Dorian Midou
2026
Agent for Numerical Data Retrieval and Understanding by Code Generation and Multimodal Reasoning
Florian Baud | Feda Almuhisen | Dorian Midou
Findings of the Association for Computational Linguistics: ACL 2026
Florian Baud | Feda Almuhisen | Dorian Midou
Findings of the Association for Computational Linguistics: ACL 2026
Numerical data from sensors and time series are widely used in scientific research fields such as nuclear fusion experiments, which generate vast amounts of complex, high-dimensional data.
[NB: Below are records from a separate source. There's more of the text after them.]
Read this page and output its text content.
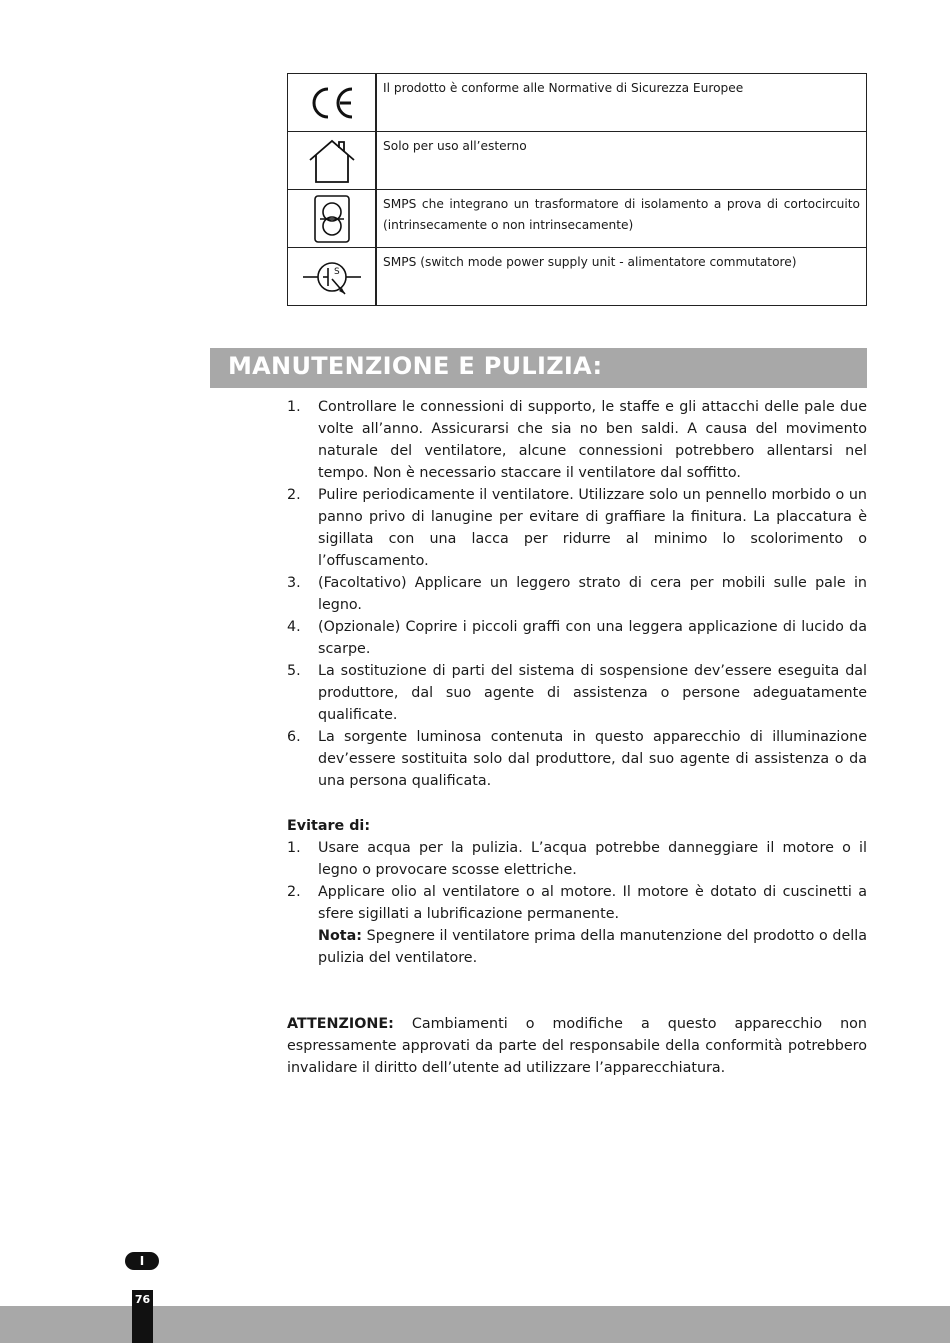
	Il prodotto è conforme alle Normative di Sicurezza Europee

	Solo per uso all’esterno

	SMPS che integrano un trasformatore di isolamento a prova di cortocircuito (intrinsecamente o non intrinsecamente)

S	SMPS (switch mode power supply unit - alimentatore commutatore)
MANUTENZIONE E PULIZIA:
1.	Controllare le connessioni di supporto, le staffe e gli attacchi delle pale due volte all’anno. Assicurarsi che sia no ben saldi. A causa del movimento naturale del ventilatore, alcune connessioni potrebbero allentarsi nel tempo. Non è necessario staccare il ventilatore dal soffitto.
2.	Pulire periodicamente il ventilatore. Utilizzare solo un pennello morbido o un panno privo di lanugine per evitare di graffiare la finitura. La placcatura è sigillata con una lacca per ridurre al minimo lo scolorimento o l’offuscamento.
3.	(Facoltativo) Applicare un leggero strato di cera per mobili sulle pale in legno.
4.	(Opzionale) Coprire i piccoli graffi con una leggera applicazione di lucido da scarpe.
5.	La sostituzione di parti del sistema di sospensione dev’essere eseguita dal produttore, dal suo agente di assistenza o persone adeguatamente qualificate.
6.	La sorgente luminosa contenuta in questo apparecchio di illuminazione dev’essere sostituita solo dal produttore, dal suo agente di assistenza o da una persona qualificata.
Evitare di:
1.	Usare acqua per la pulizia. L’acqua potrebbe danneggiare il motore o il legno o provocare scosse elettriche.
2.	Applicare olio al ventilatore o al motore. Il motore è dotato di cuscinetti a sfere sigillati a lubrificazione permanente.
Nota: Spegnere il ventilatore prima della manutenzione del prodotto o della pulizia del ventilatore.
ATTENZIONE: Cambiamenti o modifiche a questo apparecchio non espressamente approvati da parte del responsabile della conformità potrebbero invalidare il diritto dell’utente ad utilizzare l’apparecchiatura.
I
76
Therefore, efficient numerical data analysis tools are crucial to accelerate experimental research. Large language models (LLMs) have emerged as promising solutions to analyze numerical data with natural language queries. However, LLMs have difficulties treating this type of data as they have been designed for text in the first place. To overcome these limitations, we propose a model-agnostic and data-agnostic agent that processes numerical data by code generation and multimodal reasoning. Our agent demonstrates competitive performance against baselines on benchmark data on numerical data tasks such as sensor data classification and time series understanding. While outperforming them on information retrieval benchmarks, also we have successfully applied our agent in the context of nuclear fusion research, where physicists and Tokamak operators interact with it to plan and analyze fusion experiments.